We seem to have a problem with justice. Just recently, a Sri Lankan
robber, sentenced to 15 months, was spared deportation at the end of his sentence, on the grounds that he had a girlfriend in this country, and that deportation would deprive him of his right to a private and family life, which is a right guaranteed by Article 8 of the European Convention of Human Rights.
This recalls a similar but more serious case where a hit and run driver was also spared deportation on the grounds that he had a child in this country. The same legislation has been used to keep the murderer of the Catholic Headmaster Philip Lawrence in the United Kingdom, something that led the then Leader of the Opposition to call for the scrapping of the Human Rights legislation back in 2007.

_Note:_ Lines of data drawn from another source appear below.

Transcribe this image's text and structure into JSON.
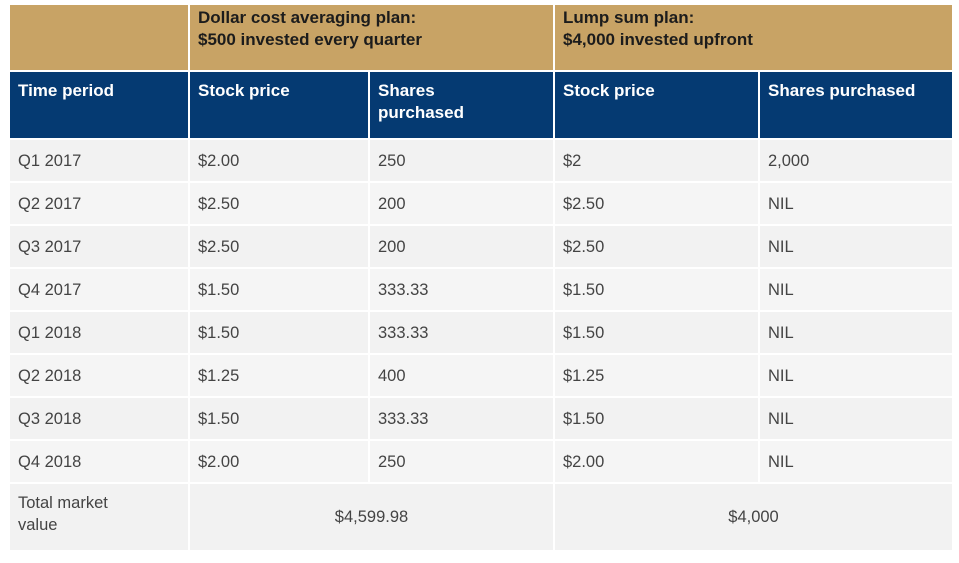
{
  "groups": {
    "dca_line1": "Dollar cost averaging plan:",
    "dca_line2": "$500 invested every quarter",
    "lump_line1": "Lump sum plan:",
    "lump_line2": "$4,000 invested upfront"
  },
  "headers": {
    "time_period": "Time period",
    "dca_stock_price": "Stock price",
    "dca_shares_line1": "Shares",
    "dca_shares_line2": "purchased",
    "lump_stock_price": "Stock price",
    "lump_shares": "Shares purchased"
  },
  "rows": [
    {
      "period": "Q1 2017",
      "dca_price": "$2.00",
      "dca_shares": "250",
      "lump_price": "$2",
      "lump_shares": "2,000"
    },
    {
      "period": "Q2 2017",
      "dca_price": "$2.50",
      "dca_shares": "200",
      "lump_price": "$2.50",
      "lump_shares": "NIL"
    },
    {
      "period": "Q3 2017",
      "dca_price": "$2.50",
      "dca_shares": "200",
      "lump_price": "$2.50",
      "lump_shares": "NIL"
    },
    {
      "period": "Q4 2017",
      "dca_price": "$1.50",
      "dca_shares": "333.33",
      "lump_price": "$1.50",
      "lump_shares": "NIL"
    },
    {
      "period": "Q1 2018",
      "dca_price": "$1.50",
      "dca_shares": "333.33",
      "lump_price": "$1.50",
      "lump_shares": "NIL"
    },
    {
      "period": "Q2 2018",
      "dca_price": "$1.25",
      "dca_shares": "400",
      "lump_price": "$1.25",
      "lump_shares": "NIL"
    },
    {
      "period": "Q3 2018",
      "dca_price": "$1.50",
      "dca_shares": "333.33",
      "lump_price": "$1.50",
      "lump_shares": "NIL"
    },
    {
      "period": "Q4 2018",
      "dca_price": "$2.00",
      "dca_shares": "250",
      "lump_price": "$2.00",
      "lump_shares": "NIL"
    }
  ],
  "total": {
    "label_line1": "Total market",
    "label_line2": "value",
    "dca_value": "$4,599.98",
    "lump_value": "$4,000"
  },
  "colors": {
    "group_header_bg": "#c8a365",
    "column_header_bg": "#053a72",
    "row_bg": "#f2f2f2"
  }
}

There are some obvious problems with this sort of human rights legislation. One aspect is historical: to what extent, if any, does human rights legislation form part of the English legal tradition? England does have a Bill of Rights, but we have no written constitution.
Again, on what basis do universal human rights rest? This question has been put by the great Alasdair MacIntyre, and has never, to my knowledge, been satisfactorily answered. How was it, MacIntyre asks, that no one ever really spoke about universal human rights before the Enlightenment? Do our judges who make these extraordinary decisions seriously wish to claim that the right to a family life is some sort of inalienable, intrinsic, or even God-given, human right, with which the state has no authority to interfere?
But what is most clear about these cases is the way lawyers have used legal procedure effectively to prevent justice being done. A piece of legislation which may never have been intended for use in this way is providing an escape hatch for criminals. These men ought to be deported. As foreigners, they are in Britain as a privilege not of right; if the state wishes to deport them, then the state ought to be free to do so. If you come into my house, with my permission, I am free to revoke that permission as and when I please; no one would dream of criticising my decision to throw you out if your behaviour was not to my liking.
As for the paltry excuse of a right to a family life: do the inmates of our prisons have a right to a family life? Of course they do! But they have temporarily lost it for the duration of their sentence. If the right to a family life were inalienable and inviolable, then no one would ever be imprisoned.
In the end, this is really a question of which model of justice you wish to use – a question tackled in MacIntyre’s excellent book Whose Justice? Which Rationality?
Should justice be a matter of interpreting the law, a purely neutral procedure? Or should justice be a matter of rewarding desert, giving to each his or her own, giving to each what he or she deserves? If our judges believed in justice as desert, these criminals would have been sent home long ago, and invited to pursue family life in the countries of their birth, on the simple grounds that their anti-social behaviour means that they do not deserve to live here. But – and here is the hitch for our secularised and value-light or even value-free society – justice as desert depends on having some shared vision of what good human behaviour should be.
This difference between justice as the result of some neutral procedure, where the procedure itself will somehow guarantee justice, and justice as the rewarding of desert, what the philosopher John Rawls calls the difference between the right and the good, is hugely important. Rawls himself believed that the right and the good would coincide, but only if the procedure were the correct one. The current procedure in interpreting the Human Rights Act, which produces such wrong results, clearly needs to be changed.